In the R example, I am failing to read a CSV file with the above error.
sc = sparkR.init()
sqlContext = sparkRSQL(sc)
sample = read.df(sqlContext, "sample.csv", "com.databricks.spark.csv", header="true")
I get a runtime exception on the lookup of the datasource.
I notice that when starting spark from the command line, I have to specify packages, but it seems there isn't a way to do so when invoking it from sparkR.init, or that it's not documented.
same to me. i try to setup the SPARKR_SUBMIT_ARGS env before sparkR.init
> Sys.setenv('SPARKR_SUBMIT_ARGS'='--packages com.databricks:spark-csv_2.10:1.0.3')
> library(SparkR, lib='~/spark/R/lib/')
> sc <- sparkR.init(master="local", sparkHome='/Users/13k/spark')
Launching java with spark-submit command /Users/13k/spark/bin/spark-submit --packages com.databricks:spark-csv_2.10:1.0.3 /var/folders/sd/2_0mf8p100v7dl3p_2cs5m_80000gn/T//RtmpXveJ0G/backend_portbbee386d2dc9
Error: Cannot load main class from JAR file:/var/folders/sd/2_0mf8p100v7dl3p_2cs5m_80000gn/T/RtmpXveJ0G/backend_portbbee386d2dc9
Run with --help for usage help or --verbose for debug output
Error in sparkR.init(master = "local", sparkHome = "/Users/13k/spark") :
will this be a Permission denied issue? because i need to run load package with root in sparkR shell
and how can i fix it?
This is the right syntax (after hours of trying):
(Note - You've to focus on the first line.

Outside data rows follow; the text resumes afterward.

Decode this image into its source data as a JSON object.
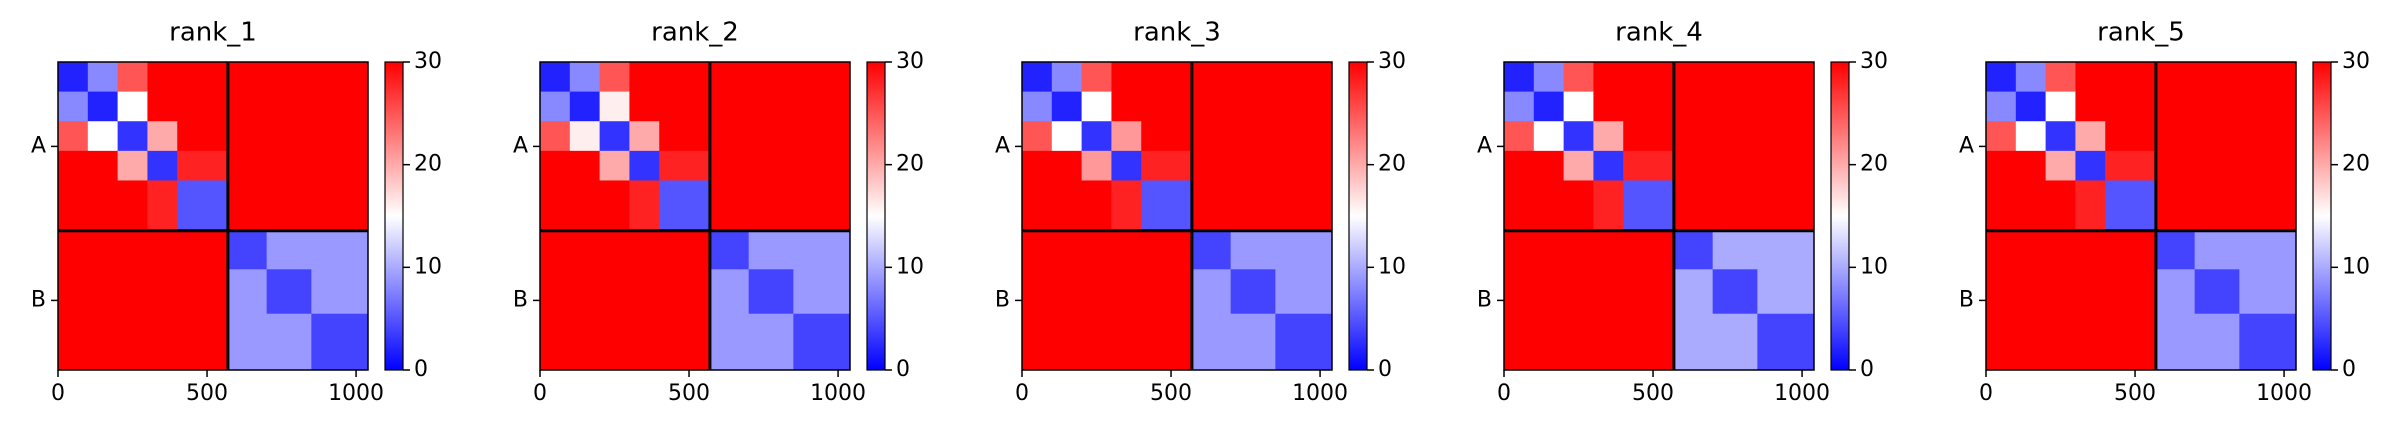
{
  "chart_data": [
    {
      "type": "heatmap",
      "title": "rank_1",
      "bins": [
        0,
        100,
        200,
        300,
        400,
        570,
        700,
        850,
        1040
      ],
      "z": [
        [
          2,
          8,
          25,
          30,
          30,
          30,
          30,
          30
        ],
        [
          8,
          2,
          15,
          30,
          30,
          30,
          30,
          30
        ],
        [
          25,
          15,
          3,
          20,
          30,
          30,
          30,
          30
        ],
        [
          30,
          30,
          20,
          3,
          28,
          30,
          30,
          30
        ],
        [
          30,
          30,
          30,
          28,
          5,
          30,
          30,
          30
        ],
        [
          30,
          30,
          30,
          30,
          30,
          4,
          9,
          9
        ],
        [
          30,
          30,
          30,
          30,
          30,
          9,
          4,
          9
        ],
        [
          30,
          30,
          30,
          30,
          30,
          9,
          9,
          4
        ]
      ],
      "xlim": [
        0,
        1040
      ],
      "ylim": [
        1040,
        0
      ],
      "xticks": [
        0,
        500,
        1000
      ],
      "yticks": [
        {
          "value": 285,
          "label": "A"
        },
        {
          "value": 805,
          "label": "B"
        }
      ],
      "boundaries": [
        570
      ],
      "clim": [
        0,
        30
      ],
      "cticks": [
        0,
        10,
        20,
        30
      ],
      "colors": [
        "#0000ff",
        "#ffffff",
        "#ff0000"
      ]
    },
    {
      "type": "heatmap",
      "title": "rank_2",
      "bins": [
        0,
        100,
        200,
        300,
        400,
        570,
        700,
        850,
        1040
      ],
      "z": [
        [
          2,
          8,
          25,
          30,
          30,
          30,
          30,
          30
        ],
        [
          8,
          2,
          16,
          30,
          30,
          30,
          30,
          30
        ],
        [
          25,
          16,
          3,
          20,
          30,
          30,
          30,
          30
        ],
        [
          30,
          30,
          20,
          3,
          28,
          30,
          30,
          30
        ],
        [
          30,
          30,
          30,
          28,
          5,
          30,
          30,
          30
        ],
        [
          30,
          30,
          30,
          30,
          30,
          4,
          9,
          9
        ],
        [
          30,
          30,
          30,
          30,
          30,
          9,
          4,
          9
        ],
        [
          30,
          30,
          30,
          30,
          30,
          9,
          9,
          4
        ]
      ],
      "xlim": [
        0,
        1040
      ],
      "ylim": [
        1040,
        0
      ],
      "xticks": [
        0,
        500,
        1000
      ],
      "yticks": [
        {
          "value": 285,
          "label": "A"
        },
        {
          "value": 805,
          "label": "B"
        }
      ],
      "boundaries": [
        570
      ],
      "clim": [
        0,
        30
      ],
      "cticks": [
        0,
        10,
        20,
        30
      ],
      "colors": [
        "#0000ff",
        "#ffffff",
        "#ff0000"
      ]
    },
    {
      "type": "heatmap",
      "title": "rank_3",
      "bins": [
        0,
        100,
        200,
        300,
        400,
        570,
        700,
        850,
        1040
      ],
      "z": [
        [
          2,
          8,
          25,
          30,
          30,
          30,
          30,
          30
        ],
        [
          8,
          2,
          15,
          30,
          30,
          30,
          30,
          30
        ],
        [
          25,
          15,
          3,
          21,
          30,
          30,
          30,
          30
        ],
        [
          30,
          30,
          21,
          3,
          28,
          30,
          30,
          30
        ],
        [
          30,
          30,
          30,
          28,
          5,
          30,
          30,
          30
        ],
        [
          30,
          30,
          30,
          30,
          30,
          4,
          9,
          9
        ],
        [
          30,
          30,
          30,
          30,
          30,
          9,
          4,
          9
        ],
        [
          30,
          30,
          30,
          30,
          30,
          9,
          9,
          4
        ]
      ],
      "xlim": [
        0,
        1040
      ],
      "ylim": [
        1040,
        0
      ],
      "xticks": [
        0,
        500,
        1000
      ],
      "yticks": [
        {
          "value": 285,
          "label": "A"
        },
        {
          "value": 805,
          "label": "B"
        }
      ],
      "boundaries": [
        570
      ],
      "clim": [
        0,
        30
      ],
      "cticks": [
        0,
        10,
        20,
        30
      ],
      "colors": [
        "#0000ff",
        "#ffffff",
        "#ff0000"
      ]
    },
    {
      "type": "heatmap",
      "title": "rank_4",
      "bins": [
        0,
        100,
        200,
        300,
        400,
        570,
        700,
        850,
        1040
      ],
      "z": [
        [
          2,
          8,
          25,
          30,
          30,
          30,
          30,
          30
        ],
        [
          8,
          2,
          15,
          30,
          30,
          30,
          30,
          30
        ],
        [
          25,
          15,
          3,
          20,
          30,
          30,
          30,
          30
        ],
        [
          30,
          30,
          20,
          3,
          28,
          30,
          30,
          30
        ],
        [
          30,
          30,
          30,
          28,
          5,
          30,
          30,
          30
        ],
        [
          30,
          30,
          30,
          30,
          30,
          4,
          10,
          10
        ],
        [
          30,
          30,
          30,
          30,
          30,
          10,
          4,
          10
        ],
        [
          30,
          30,
          30,
          30,
          30,
          10,
          10,
          4
        ]
      ],
      "xlim": [
        0,
        1040
      ],
      "ylim": [
        1040,
        0
      ],
      "xticks": [
        0,
        500,
        1000
      ],
      "yticks": [
        {
          "value": 285,
          "label": "A"
        },
        {
          "value": 805,
          "label": "B"
        }
      ],
      "boundaries": [
        570
      ],
      "clim": [
        0,
        30
      ],
      "cticks": [
        0,
        10,
        20,
        30
      ],
      "colors": [
        "#0000ff",
        "#ffffff",
        "#ff0000"
      ]
    },
    {
      "type": "heatmap",
      "title": "rank_5",
      "bins": [
        0,
        100,
        200,
        300,
        400,
        570,
        700,
        850,
        1040
      ],
      "z": [
        [
          2,
          8,
          25,
          30,
          30,
          30,
          30,
          30
        ],
        [
          8,
          2,
          15,
          30,
          30,
          30,
          30,
          30
        ],
        [
          25,
          15,
          3,
          20,
          30,
          30,
          30,
          30
        ],
        [
          30,
          30,
          20,
          3,
          28,
          30,
          30,
          30
        ],
        [
          30,
          30,
          30,
          28,
          5,
          30,
          30,
          30
        ],
        [
          30,
          30,
          30,
          30,
          30,
          4,
          9,
          9
        ],
        [
          30,
          30,
          30,
          30,
          30,
          9,
          4,
          9
        ],
        [
          30,
          30,
          30,
          30,
          30,
          9,
          9,
          4
        ]
      ],
      "xlim": [
        0,
        1040
      ],
      "ylim": [
        1040,
        0
      ],
      "xticks": [
        0,
        500,
        1000
      ],
      "yticks": [
        {
          "value": 285,
          "label": "A"
        },
        {
          "value": 805,
          "label": "B"
        }
      ],
      "boundaries": [
        570
      ],
      "clim": [
        0,
        30
      ],
      "cticks": [
        0,
        10,
        20,
        30
      ],
      "colors": [
        "#0000ff",
        "#ffffff",
        "#ff0000"
      ]
    }
  ]
}
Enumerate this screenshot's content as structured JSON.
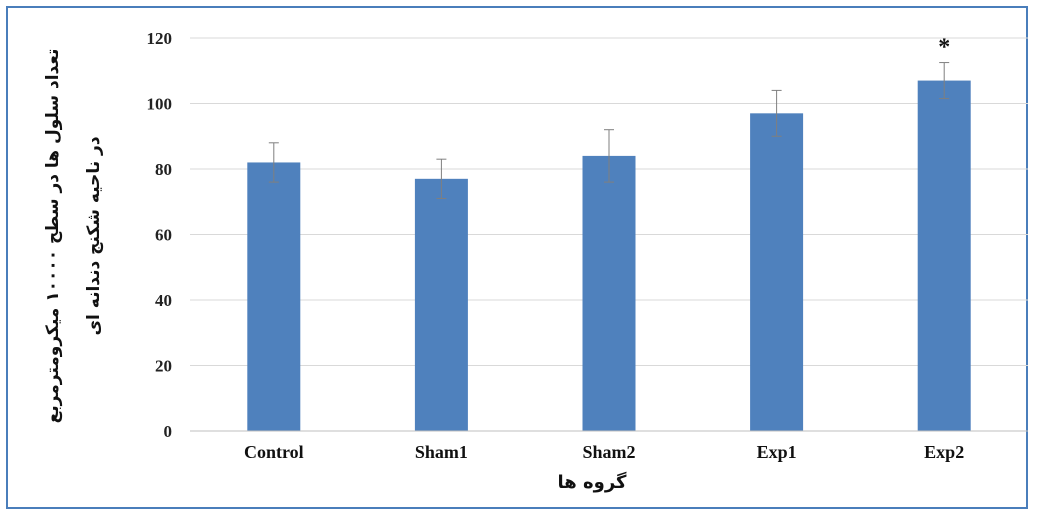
{
  "chart_data": {
    "type": "bar",
    "categories": [
      "Control",
      "Sham1",
      "Sham2",
      "Exp1",
      "Exp2"
    ],
    "values": [
      82,
      77,
      84,
      97,
      107
    ],
    "errors": [
      6,
      6,
      8,
      7,
      5.5
    ],
    "annotations": [
      "",
      "",
      "",
      "",
      "*"
    ],
    "xlabel": "گروه ها",
    "ylabel_line1": "تعداد سلول ها در سطح ۱۰۰۰۰ میکرومترمربع",
    "ylabel_line2": "در ناحیه شکنج دندانه ای",
    "ylim": [
      0,
      120
    ],
    "yticks": [
      "0",
      "20",
      "40",
      "60",
      "80",
      "100",
      "120"
    ],
    "bar_color": "#4f81bd",
    "grid": true
  }
}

Notice to double-quotes)
Sys.setenv('SPARKR_SUBMIT_ARGS'='"--packages" "com.databricks:spark-csv_2.10:1.0.3" "sparkr-shell"')
# Initialize SparkContext and SQLContext
sc <- sparkR.init(appName="SparkR-Flights-example")
sqlContext <- sparkRSQL.init(sc)
# The SparkSQL context should already be created for you as sqlContext
# Java ref type org.apache.spark.sql.SQLContext id 1
# Load the flights CSV file using `read.df`. Note that we use the CSV reader Spark package here.
flights <- read.df(sqlContext, "nycflights13.csv", "com.databricks.spark.csv", header="true")